One of Dettlaff's most notable scientific contributions was "the development of relative criteria of biological time, comparable in different animals and at different optimal temperatures." In early 1960s, while studying the duration of embryogenesis in sturgeons, she found that "the duration of different periods of embryogenesis underwent proportional changes when the temperature varied within the limits of the zone of optimal temperatures." A similar pattern was documented for amphibians, teleostean fish, and other invertebrate animals by Galina Mikhailovna Ignatieva. Taking these observations into account, Dettlaff, along with her brother, physicist Andrei Dettlaff, proposed a method for relative characteristics of the duration of development. The results from this research were published in Experimental Species for Developmental Studies (1990) by a several authors, including Dettlaff and Sergei Georgievich Vassetzky, showing that "the shortest cell cycle during synchronous divisions of the nucleus in early development can be used as a time unit comparable in most poikilothermic animals and that the duration of various developmental periods and processes changes proportionally with temperature." The time unit was named “Detlaf” by biologist Alexander Neifakh, and was used in developmental biology studies to predict "the timing of different processes at different temperatures and elucidation of temporal patterns of development, including the genetic program of developmental time." At the time, this data had not been generalized and was not accessible to the wider community of biologists. Dettlaff noted that the existing literature contained discrepancies regarding the definition of these units and the methods regarding their determination. She felt necessary to maintain the recommendations of using this method, and to generalize the results from her studies to warn other researchers against the possible errors in application of the method. Her goal was to ensure that the measurable and comparable biological time becomes an integral part of research. Today, this method is used by scientific laboratories for improving the biotechnology of fish breeding.

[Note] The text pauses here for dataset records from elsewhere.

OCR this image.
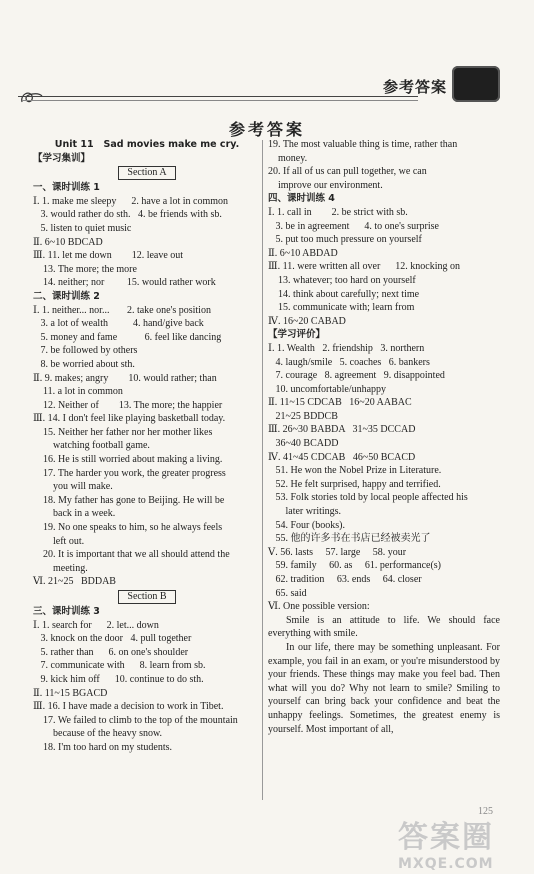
参考答案
参考答案
Unit 11   Sad movies make me cry.
【学习集训】
Section A
一、课时训练 1
Ⅰ. 1. make me sleepy      2. have a lot in common
3. would rather do sth.   4. be friends with sb.
5. listen to quiet music
Ⅱ. 6~10 BDCAD
Ⅲ. 11. let me down        12. leave out
13. The more; the more
14. neither; nor         15. would rather work
二、课时训练 2
Ⅰ. 1. neither... nor...       2. take one's position
3. a lot of wealth          4. hand/give back
5. money and fame           6. feel like dancing
7. be followed by others
8. be worried about sth.
Ⅱ. 9. makes; angry        10. would rather; than
11. a lot in common
12. Neither of        13. The more; the happier
Ⅲ. 14. I don't feel like playing basketball today.
15. Neither her father nor her mother likes
watching football game.
16. He is still worried about making a living.
17. The harder you work, the greater progress
you will make.
18. My father has gone to Beijing. He will be
back in a week.
19. No one speaks to him, so he always feels
left out.
20. It is important that we all should attend the
meeting.
Ⅵ. 21~25   BDDAB
Section B
三、课时训练 3
Ⅰ. 1. search for      2. let... down
3. knock on the door   4. pull together
5. rather than      6. on one's shoulder
7. communicate with      8. learn from sb.
9. kick him off      10. continue to do sth.
Ⅱ. 11~15 BGACD
Ⅲ. 16. I have made a decision to work in Tibet.
17. We failed to climb to the top of the mountain
because of the heavy snow.
18. I'm too hard on my students.
19. The most valuable thing is time, rather than
money.
20. If all of us can pull together, we can
improve our environment.
四、课时训练 4
Ⅰ. 1. call in        2. be strict with sb.
3. be in agreement      4. to one's surprise
5. put too much pressure on yourself
Ⅱ. 6~10 ABDAD
Ⅲ. 11. were written all over      12. knocking on
13. whatever; too hard on yourself
14. think about carefully; next time
15. communicate with; learn from
Ⅳ. 16~20 CABAD
【学习评价】
Ⅰ. 1. Wealth   2. friendship   3. northern
4. laugh/smile   5. coaches   6. bankers
7. courage   8. agreement   9. disappointed
10. uncomfortable/unhappy
Ⅱ. 11~15 CDCAB   16~20 AABAC
21~25 BDDCB
Ⅲ. 26~30 BABDA   31~35 DCCAD
36~40 BCADD
Ⅳ. 41~45 CDCAB   46~50 BCACD
51. He won the Nobel Prize in Literature.
52. He felt surprised, happy and terrified.
53. Folk stories told by local people affected his
later writings.
54. Four (books).
55. 他的许多书在书店已经被卖光了
Ⅴ. 56. lasts     57. large     58. your
59. family     60. as     61. performance(s)
62. tradition     63. ends     64. closer
65. said
Ⅵ. One possible version:
Smile is an attitude to life. We should face everything with smile.
In our life, there may be something unpleasant. For example, you fail in an exam, or you're misunderstood by your friends. These things may make you feel bad. Then what will you do? Why not learn to smile? Smiling to yourself can bring back your confidence and beat the unhappy feelings. Sometimes, the greatest enemy is yourself. Most important of all,
125
答案圈
MXQE.COM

==Awards and recognition==
In 1954, Dettlaff received the USSR Academy of Sciences Prize. In 1957, she became one of the first Soviet scientists to be elected as a member of the International Institute of Embryology, which eventually reorganized into the International Society of Developmental Biologists. She was on the editorial board and later the editorial council of Ontogenez (Russian Journal of Developmental Biology) since its inception in 1969. In 1972, she received the Alexander Onufrievich Kovalevsky Prize, set up in 1940 by the USSR Academy of Sciences and the Russian Academy of Sciences, for her research on the embryology of fish and amphibians. In 1981, she was awarded the silver medal by VDNKh (Exhibition of Achievements of National Economy).

In 1994, Dettlaff became an honorary member of the Russian Academy of Natural Sciences. For several years, she was a member of the National Committee of Soviet Biologists, and rallied for Soviet scientists to attend international developmental biology conferences and congresses.

==Death==
Dettlaff died on October 24, 2006. She was 94 years old.